Sunday - November 13, 2022

Exploring Leadership

I believe great leadership comes down to only two rules from my recent conference review of TEDx speaker Mr. Peter Anderton.


Rule #1: It’s not about you, it’s about the people

You become a leader only when you help develop another leader. A good leader will inspire people to have confidence in themselves.


From John Maxwell, each level forms a deeper level of commitment. The key is that it’s all about choice – theirs not yours. People follow because:

1-They have to; this is the authority leader or ‘boss’. We are obliged to follow, or we lose our jobs and incomes. This kind of leaders may last for long period, but the team will execute their jobs only because of the power and authority with almost no motivation or innovation.


2. They Like you; the team like and admire their leader who is supportive to their career and helped shaped it, they work with enthusiasm and passion, and they would forget all pain and stress to achieve results.


3. They know you can deliver; you have been a champion leader and you have showed them the road and how to overcome the challenges and delivery. This is the perfect scenario that a leader can present to the team.


4. You help them grow; you support their career growth and don’t imprison them in their role to satisfy your business needs, this is the role of the leader to make another leader. You help and guide their growth and accept the idea of letting them leave you, but this is the cycle of growth, losing for some and gaining for others and embracing the succession planning and growing the organization.


5. Of who you are and what you represent; this is the deepest level of great leadership and apply to both leaders in organization and in communities, the team believe in you and follow you for who you are and what you represent.

Rule #2: It’s only about you

We have seen leadership evolute through history, and it is not about picking the best school of thoughts but more about adapting the best of each school to help grow your organization, your team and yourself.


  • 6th  Century BC, Lao Tzu – Mastering others is strength; Mastering yourself is true power.

The leader is best when people believe the leader barely exists; that way, when the worker’s job is done people believe they have achieved it themselves.


  • 1st Century, JESUS – Do to others as you would have them do to you.

Leadership become about equality and fairness between leader and followers.


  • 16th Century, Machiavelli – taught great insights about the perils of managing change; also said it’s all about the leader and the leader must maintain power at all costs.

The leaders should maintain power by force or deceit if needed.


  • 19th Century, Thomas Carlyle – leaders are born not made. If you have it then great things happen, if you don’t then tough. You are either a leader or a follower, a manager, or a worker

Abraham Lincoln. With public sentiment, nothing can fail. Without it, nothing can succeed.


  • 20th Century – Frederick Taylor – no longer about helping people be the best, just optimise their work; this has resulted in a massive gap between managers and workers.
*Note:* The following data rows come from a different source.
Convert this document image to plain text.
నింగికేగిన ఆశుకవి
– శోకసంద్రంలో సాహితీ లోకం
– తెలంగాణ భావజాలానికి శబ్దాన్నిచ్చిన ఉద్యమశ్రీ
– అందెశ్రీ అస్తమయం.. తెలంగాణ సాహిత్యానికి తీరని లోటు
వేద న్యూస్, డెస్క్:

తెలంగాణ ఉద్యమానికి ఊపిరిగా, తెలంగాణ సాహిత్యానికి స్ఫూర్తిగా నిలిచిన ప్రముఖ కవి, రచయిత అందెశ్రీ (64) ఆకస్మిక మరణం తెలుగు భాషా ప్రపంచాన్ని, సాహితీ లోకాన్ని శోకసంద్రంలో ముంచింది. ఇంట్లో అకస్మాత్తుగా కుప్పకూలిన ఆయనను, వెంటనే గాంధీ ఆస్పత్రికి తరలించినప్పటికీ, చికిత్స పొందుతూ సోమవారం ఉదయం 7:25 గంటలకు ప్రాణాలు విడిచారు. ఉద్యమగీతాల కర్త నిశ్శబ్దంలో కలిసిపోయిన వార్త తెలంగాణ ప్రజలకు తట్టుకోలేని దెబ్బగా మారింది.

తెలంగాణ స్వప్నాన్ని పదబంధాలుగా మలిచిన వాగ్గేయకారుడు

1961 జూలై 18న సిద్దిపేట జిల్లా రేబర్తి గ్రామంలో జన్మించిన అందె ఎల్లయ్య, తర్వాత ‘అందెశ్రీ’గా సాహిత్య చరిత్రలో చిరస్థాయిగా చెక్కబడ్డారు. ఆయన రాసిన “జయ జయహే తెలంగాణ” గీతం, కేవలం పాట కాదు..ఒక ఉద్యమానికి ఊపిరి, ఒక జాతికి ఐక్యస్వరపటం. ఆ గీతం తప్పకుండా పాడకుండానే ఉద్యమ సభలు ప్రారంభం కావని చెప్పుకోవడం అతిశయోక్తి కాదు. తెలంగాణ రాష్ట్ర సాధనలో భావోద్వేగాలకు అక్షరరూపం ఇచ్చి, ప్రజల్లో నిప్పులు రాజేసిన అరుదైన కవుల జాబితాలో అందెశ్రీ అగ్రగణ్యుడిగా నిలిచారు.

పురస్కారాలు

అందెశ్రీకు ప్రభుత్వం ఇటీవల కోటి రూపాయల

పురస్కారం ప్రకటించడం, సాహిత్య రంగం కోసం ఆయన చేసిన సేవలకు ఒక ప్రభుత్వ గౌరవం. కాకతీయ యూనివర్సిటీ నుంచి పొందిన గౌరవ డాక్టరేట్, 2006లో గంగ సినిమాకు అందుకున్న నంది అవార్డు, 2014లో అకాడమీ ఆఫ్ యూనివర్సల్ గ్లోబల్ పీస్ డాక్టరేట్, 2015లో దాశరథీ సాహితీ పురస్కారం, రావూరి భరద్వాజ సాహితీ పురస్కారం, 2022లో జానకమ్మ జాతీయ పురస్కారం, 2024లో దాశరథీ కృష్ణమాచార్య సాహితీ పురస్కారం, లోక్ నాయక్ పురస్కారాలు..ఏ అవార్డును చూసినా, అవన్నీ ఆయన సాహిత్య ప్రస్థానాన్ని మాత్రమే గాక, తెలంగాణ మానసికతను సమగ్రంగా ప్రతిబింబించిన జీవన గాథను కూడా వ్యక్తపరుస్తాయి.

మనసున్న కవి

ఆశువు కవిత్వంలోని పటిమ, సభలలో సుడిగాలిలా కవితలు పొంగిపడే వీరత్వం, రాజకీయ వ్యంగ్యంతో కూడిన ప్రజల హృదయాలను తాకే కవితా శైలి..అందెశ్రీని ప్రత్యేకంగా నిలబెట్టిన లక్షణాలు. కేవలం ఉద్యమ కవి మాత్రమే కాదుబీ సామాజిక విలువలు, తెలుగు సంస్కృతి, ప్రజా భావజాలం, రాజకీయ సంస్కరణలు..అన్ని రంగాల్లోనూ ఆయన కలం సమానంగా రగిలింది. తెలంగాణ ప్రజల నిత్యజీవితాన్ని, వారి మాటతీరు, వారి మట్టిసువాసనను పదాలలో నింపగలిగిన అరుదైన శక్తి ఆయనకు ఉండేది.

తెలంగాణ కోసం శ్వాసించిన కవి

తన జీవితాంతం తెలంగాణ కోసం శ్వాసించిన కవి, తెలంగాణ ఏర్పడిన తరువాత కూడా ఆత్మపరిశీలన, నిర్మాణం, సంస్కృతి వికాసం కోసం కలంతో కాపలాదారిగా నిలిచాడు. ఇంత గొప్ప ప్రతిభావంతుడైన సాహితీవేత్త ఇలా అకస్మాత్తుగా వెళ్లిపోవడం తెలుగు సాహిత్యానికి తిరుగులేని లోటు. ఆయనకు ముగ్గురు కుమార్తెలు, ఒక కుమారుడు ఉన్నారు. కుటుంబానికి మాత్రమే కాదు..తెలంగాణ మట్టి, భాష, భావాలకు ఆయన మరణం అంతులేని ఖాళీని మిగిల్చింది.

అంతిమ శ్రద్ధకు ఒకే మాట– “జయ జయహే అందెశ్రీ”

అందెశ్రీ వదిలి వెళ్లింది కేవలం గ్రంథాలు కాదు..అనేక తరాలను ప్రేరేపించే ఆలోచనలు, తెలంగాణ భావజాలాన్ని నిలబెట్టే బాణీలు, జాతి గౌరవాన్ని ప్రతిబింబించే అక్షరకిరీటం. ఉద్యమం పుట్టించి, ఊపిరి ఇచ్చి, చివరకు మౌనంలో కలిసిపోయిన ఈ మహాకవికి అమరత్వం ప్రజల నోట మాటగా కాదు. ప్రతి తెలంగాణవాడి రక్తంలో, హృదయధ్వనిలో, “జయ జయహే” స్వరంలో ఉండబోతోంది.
Nelson Mandala. I couldn’t change others, until I changed myself.


  • Today - Leadership isn’t about you or the position, it’s about each single one of us who can make a difference. This is the basis of rule number one - It’s not about you, it’s about the people

The true leader looks at themselves and start acting to deliver authentically. This is the basis of rule number two - it’s only about you.


There is no such thing as a perfect leader, the next best thing is a leader who can combine rule number one and rule number two.


As we live in a complex fast-moving world, mastering these two simple rules will help you lead better and grow your team, self, and your organization. It is time to start applying these two rules.